Platforms: Xbox One, PS4, Nintendo Switch, and PC.

Release Date: August 7th 2018

Reviewed On: Xbox One X

Developer: Ghost Town Games

Publisher: Team 17

Price: $24.99

Overcooked 2 is the sequel to 2016’s indie hit Overcooked. Developed by Ghost Town Games and published by Team 17 who publishes a wide variety of Indie titles like The Escapists. The original Overcooked hosted some of the best couch co-ops that money could buy and after a surprise announcement at E3, I was very excited to dive in to see what Overcooked 2 could build on and improve from the original game.

 

Story

The campaign is a fun jaunt that will take you roughly 5-6 hours to complete with a friend, and maybe 7-8 hours if you were to play the whole game solo. The story sees us return to the Onion Kingdom, where the king has gotten himself into quite the pickle. Legions of the “Unbread” have arisen due to the King dabbling in the dark culinary arts. It is safe to say this game will not be winning any storytelling awards, however, there is some hilarious dialogue in between the worlds when interacting with the Onion King. This all and all enhances the hilarious and goofiness of the world, as you dash around a kitchen as unicorn trying to cook burgers to feed the Unbread.

 

Graphics

While not being a graphically demanding game, Overcooked 2 boasts a great cartoony art style, with some very colorful level design. The notable and probably most important aspect, especially in co-op, is that never once did I have any performance-based issues. Frame rate was smooth and I never experienced any frame rate dips the entire time I was playing. In a fast-paced game where every second count towards your final score I very much appreciated that, especially since there were small frame rate issues with the original game.

Gameplay

Ghost Town Games faced a big challenge heading into Overcooked 2. How do we make the game feel fresh and challenging without making the difficulty to high and just repeating the levels from the first game? They tackled this aspect beautifully, with the addition of new recipes, some new mechanics both in the base gameplay as well as changes in how the levels changed. It made for a very challenging experience solo, while still being achievable while making co-op feel insanely fast-paced and tenser.

 

One of the best additions that played heavily into the level design choices was the ability to throw raw ingredients either to your partner or into pots, or onto cutting boards. This made time management a little bit easier and also made playing by yourself a lot easier, with being able to switch between characters as you threw ingredients back and forth. This mechanic was crucial in operating an efficient kitchen, but when playing with friends could quickly become a mountain of raw ingredients being thrown back and forth with many laughs had.

 

The difficulty curve in the campaign was very enjoyable as it slowly eased you into all the different aspects of gameplay. For example, in the first few levels you do not have to wash your plates, they automatically appear rewashed for you. Then, later on, you have to manage your time more efficiently and wash the plates while also focusing on orders. This slow progression makes the game very easy to pick up and learn for new players, while the later levels will provide a challenge for even the most talented chefs.

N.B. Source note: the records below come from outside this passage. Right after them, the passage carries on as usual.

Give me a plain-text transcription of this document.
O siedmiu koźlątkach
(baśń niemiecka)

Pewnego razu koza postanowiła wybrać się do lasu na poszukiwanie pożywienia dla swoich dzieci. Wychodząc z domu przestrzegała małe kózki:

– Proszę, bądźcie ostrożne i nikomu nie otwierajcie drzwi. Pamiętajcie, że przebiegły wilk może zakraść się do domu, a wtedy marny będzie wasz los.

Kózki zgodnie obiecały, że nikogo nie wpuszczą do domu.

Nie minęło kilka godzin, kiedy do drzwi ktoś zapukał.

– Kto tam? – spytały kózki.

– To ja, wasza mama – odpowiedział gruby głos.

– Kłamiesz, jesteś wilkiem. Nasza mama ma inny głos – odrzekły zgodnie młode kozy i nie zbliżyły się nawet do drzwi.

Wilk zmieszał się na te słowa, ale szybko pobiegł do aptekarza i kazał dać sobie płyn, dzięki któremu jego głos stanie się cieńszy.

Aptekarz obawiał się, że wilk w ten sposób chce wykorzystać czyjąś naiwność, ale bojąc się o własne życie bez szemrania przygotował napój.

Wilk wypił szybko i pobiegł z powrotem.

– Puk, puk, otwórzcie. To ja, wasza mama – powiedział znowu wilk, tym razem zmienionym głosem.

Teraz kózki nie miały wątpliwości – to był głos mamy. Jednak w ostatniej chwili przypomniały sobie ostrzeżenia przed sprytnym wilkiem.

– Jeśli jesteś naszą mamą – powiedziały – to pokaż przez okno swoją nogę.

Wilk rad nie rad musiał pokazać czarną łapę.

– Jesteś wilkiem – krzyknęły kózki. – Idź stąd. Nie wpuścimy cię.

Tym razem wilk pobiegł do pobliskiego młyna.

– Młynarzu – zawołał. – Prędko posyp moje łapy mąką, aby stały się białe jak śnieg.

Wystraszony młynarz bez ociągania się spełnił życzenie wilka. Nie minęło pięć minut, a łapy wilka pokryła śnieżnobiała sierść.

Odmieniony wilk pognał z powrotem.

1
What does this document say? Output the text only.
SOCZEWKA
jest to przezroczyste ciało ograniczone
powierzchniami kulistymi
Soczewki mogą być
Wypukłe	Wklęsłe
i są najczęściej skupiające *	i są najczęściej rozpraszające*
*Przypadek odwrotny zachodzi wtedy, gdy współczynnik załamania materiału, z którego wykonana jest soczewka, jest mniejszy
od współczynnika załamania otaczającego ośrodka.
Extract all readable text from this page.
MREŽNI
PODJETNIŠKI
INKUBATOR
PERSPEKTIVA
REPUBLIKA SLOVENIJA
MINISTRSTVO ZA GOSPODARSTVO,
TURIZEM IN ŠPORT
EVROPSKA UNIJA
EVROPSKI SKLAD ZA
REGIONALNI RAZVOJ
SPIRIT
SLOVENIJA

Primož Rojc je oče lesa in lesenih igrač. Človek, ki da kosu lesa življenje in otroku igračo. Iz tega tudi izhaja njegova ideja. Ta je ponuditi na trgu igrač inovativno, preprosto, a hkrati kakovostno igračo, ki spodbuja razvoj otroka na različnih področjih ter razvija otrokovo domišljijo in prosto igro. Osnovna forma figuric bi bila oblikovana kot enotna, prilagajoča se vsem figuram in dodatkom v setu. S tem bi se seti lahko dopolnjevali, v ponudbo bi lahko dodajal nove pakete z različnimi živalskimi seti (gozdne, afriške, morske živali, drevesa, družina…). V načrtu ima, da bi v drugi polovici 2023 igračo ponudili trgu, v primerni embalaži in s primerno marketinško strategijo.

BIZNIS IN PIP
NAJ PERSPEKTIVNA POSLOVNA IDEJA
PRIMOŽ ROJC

I cannot stress enough that to properly experience this game you need to play it with a friend. While the game is enjoyable on your own and can be completed on your own there is a whole different level of fun if you play this game with a friend or group of friends. The amount of laughing, swearing and just all-around craziness that ensued from playing this game with friends was insane. This is one of the best couch co-op games that you can buy on console.

Multiplayer

Aside from the campaign, Overcooked 2 features 2 separate multiplayer modes, which are Arcade and Versus. Now, one of the biggest improvements for Overcooked 2 was the introduction of online matchmaking and inviting. In the original Overcooked it was couch co-op only and you could not play online with your friends.  Thanks to community feedback, you are now able to play Overcooked 2 with anyone on your friends list that also owns the game as well as versus against players around the world. Arcade mode allows players to play with up to 4 of their friends in co-op score attack style mode as you work together to set and break high scores. Versus can be some of the most competitive and tense moments of any game I have played in a long time. With the versus levels featuring tests that will push you and your partner to the edge as you try to coordinate versus the other team in a hectic ingredient throwing and chopping storm. Ultimately, it is a very fun mode, however it becomes very repetitive quickly.

Summary

Overcooked 2 is a straight up fun co-op experience that if you have a good friend, family member or significant other can be a total blast and laugh. Overcooked 2 did everything a good sequel should, building on core game-play mechanics and adding new ones. Making maps that don’t feel repetitive or recycled, and having a steady rising difficulty curve that can be managed by and learned by both casual and hardcore audiences.